HSIB launched a national investigation into the problem of misplaced nasogastric (NG) tubes after a 26-year-old man had 1,450ml of liquid feed fed into his lungs in December 2018 after a bike accident.
The patient recovered but the error was not spotted, even after an X-ray.
HSIB said staff had suffered from what it called “inattentional blindness” meaning they missed what was visible because their attention was elsewhere because they were worried about the patient who had become sicker.
NG tubes are put down the nose and oesophagus into the stomach to give medication, fluid and liquid feed to patients.
The problem of misplaced nasogastric tubes has been a persistent patient safety error in the NHS for more than 15 years. There have been repeated alerts and warnings to hospitals and doctors as well as coroners inquests and clinical negligence claims.
Between September 2011 and March 2016, there were 95 incidents of a misplaced tube reported by NHS staff. The latest data shows there were 14 incidents between April and September this year.
Normally an NG tube is checked by testing the acidity of fluid from the stomach or an X-ray to see the tube is in the right place.
HSIB said despite the error being well known there were no systemic barriers in place to stop it from happening.
In a new report on Thursday it said one problem was inconsistent training and standards as well as staff not reading official guidance.
In its report HSIB said: “Staff told the investigation they know the guidance is there, but such guidance is too long to read.”
It said PH testing was unreliable and different manufacturers of the testing strips used different colour coding with no standard process for reading them. It also warned that there was no consistency in training in how to do a test or interpret the result, no was there a proper system for checking staff were competent.

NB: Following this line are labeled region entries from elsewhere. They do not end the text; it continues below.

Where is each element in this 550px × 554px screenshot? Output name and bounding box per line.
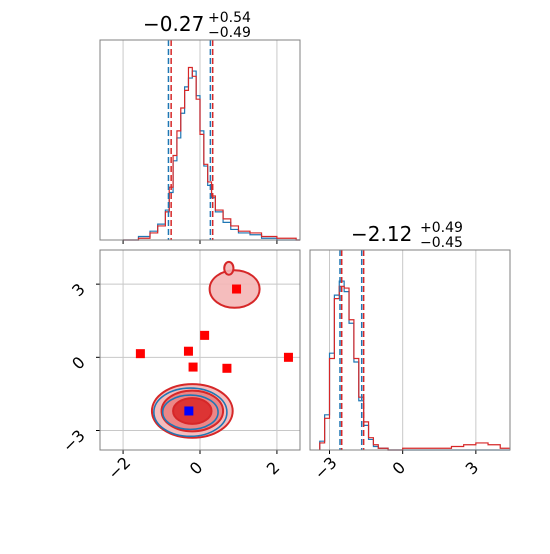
marginal-y-panel: −3 0 3 [309, 249, 511, 483]
x-panel-title-minus: −0.49 [208, 25, 251, 41]
x-panel-hist-blue-0 [123, 70, 300, 241]
joint-xtick-label: −2 [104, 453, 134, 483]
contour-blue-3-level-1 [161, 394, 219, 431]
marker-point-6 [283, 352, 293, 362]
joint-plot-area [135, 260, 293, 439]
marker-point-0 [135, 349, 145, 359]
contour-blue-3-level-0 [153, 387, 228, 438]
x-panel-title-median: −0.27 [143, 12, 204, 36]
joint-ytick-label: 3 [68, 280, 89, 301]
y-panel-frame [309, 249, 511, 451]
y-panel-title-median: −2.12 [351, 222, 412, 246]
marker-point-7 [184, 406, 194, 416]
y-panel-hist-red-1 [319, 285, 510, 451]
marker-point-3 [188, 362, 198, 372]
x-panel-title-plus: +0.54 [208, 10, 251, 26]
marker-point-1 [183, 346, 193, 356]
marker-point-2 [200, 330, 210, 340]
y-panel-hist-blue-0 [319, 280, 510, 451]
joint-ytick-label: −3 [59, 426, 89, 456]
x-panel-frame [99, 39, 301, 241]
joint-xtick-label: 0 [186, 458, 207, 479]
joint-frame [99, 249, 301, 451]
marker-point-5 [232, 284, 242, 294]
joint-xtick-label: 2 [263, 458, 284, 479]
marginal-x-panel [99, 39, 301, 244]
y-panel-xtick-label: 3 [462, 458, 483, 479]
y-panel-xtick-label: 0 [388, 458, 409, 479]
joint-panel: −2 0 2 3 0 −3 [59, 249, 301, 483]
contour-red-2-level-0 [223, 260, 235, 276]
x-panel-hist-red-1 [123, 66, 300, 241]
marker-point-4 [222, 363, 232, 373]
y-panel-xtick-label: −3 [311, 453, 341, 483]
joint-ytick-label: 0 [68, 353, 89, 374]
y-panel-title-plus: +0.49 [420, 220, 463, 236]
y-panel-title-minus: −0.45 [420, 235, 463, 251]
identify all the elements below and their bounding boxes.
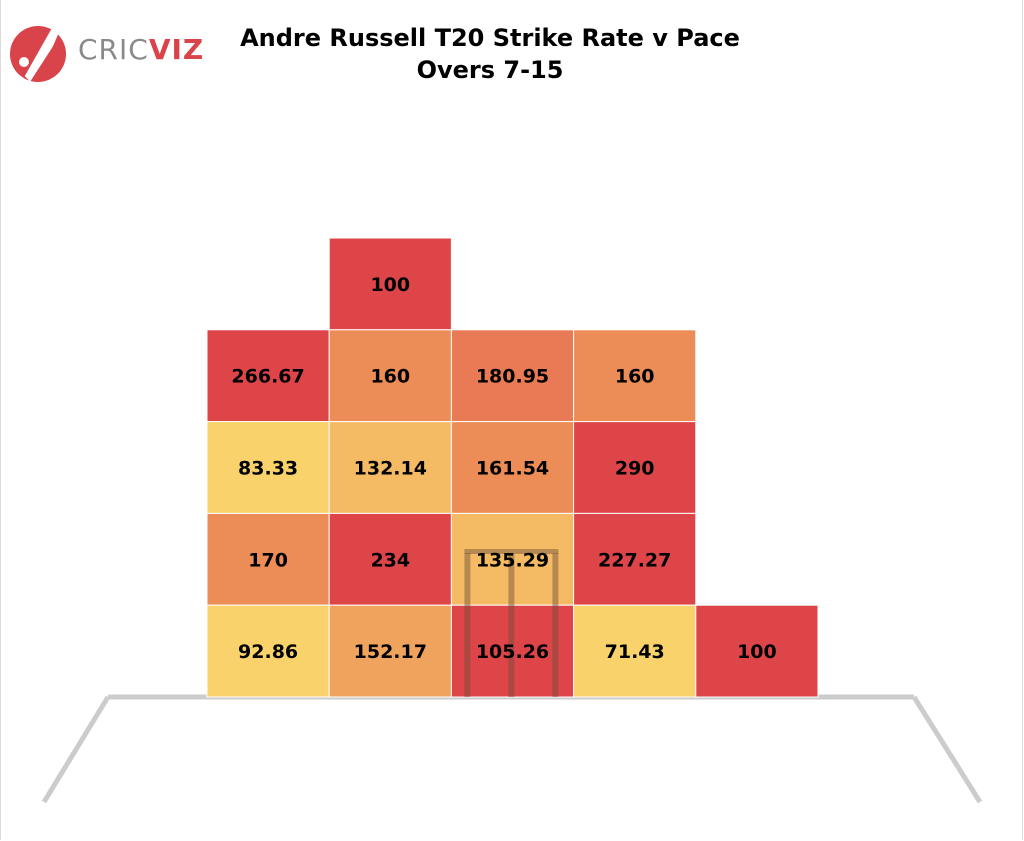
heatmap-cell bbox=[328, 329, 452, 423]
heatmap-cell-label: 135.29 bbox=[476, 549, 549, 571]
heatmap-cell-label: 160 bbox=[615, 366, 655, 388]
heatmap-cell-label: 152.17 bbox=[354, 641, 427, 663]
heatmap-cell-label: 100 bbox=[737, 641, 777, 663]
heatmap-cell bbox=[328, 512, 452, 606]
heatmap-labels: 100 266.67 160 180.95 160 83.33 132.14 161.54 29… bbox=[231, 274, 776, 663]
chart-subtitle: Overs 7-15 bbox=[416, 56, 564, 84]
stump bbox=[508, 553, 515, 697]
heatmap-cell bbox=[695, 604, 819, 698]
heatmap-cell-label: 160 bbox=[370, 366, 410, 388]
heatmap-cell bbox=[206, 329, 330, 423]
pitch-side-right bbox=[911, 695, 983, 804]
heatmap-cell bbox=[450, 329, 575, 423]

HSIB said using X-rays to confirm the tube was in the right place was also prone to errors with no standardised process for checking staff were skilled to do it adding: “People described different ways of interpreting an X-ray.”
The report recommended new national training for using PH testing and X-rays to check NG tube placements with a formal accreditation that would be recognised across the NHS. It also called for changes in the design of PH strip products.
Dr Stephen Drage, director of investigations at HSIB and an intensive care consultant said: “NG tubes are used successfully every day to deliver vital fluids and food to patients in hospitals across the country.
“However, just one wrong placement has the potential to cause severe complications and harm. This can be devastating for all involved especially as NG tubes tend to be needed by critically ill and vulnerable patients.”
He added: “We identified that there aren’t strong barriers in place to prevent this and that there was potential for improvement in a number of areas - from procurement and design of devices to staff competency training and report of incidents. The investigation also highlights that more research is needed to understand future technological solutions that could provide an even stronger barrier to error.”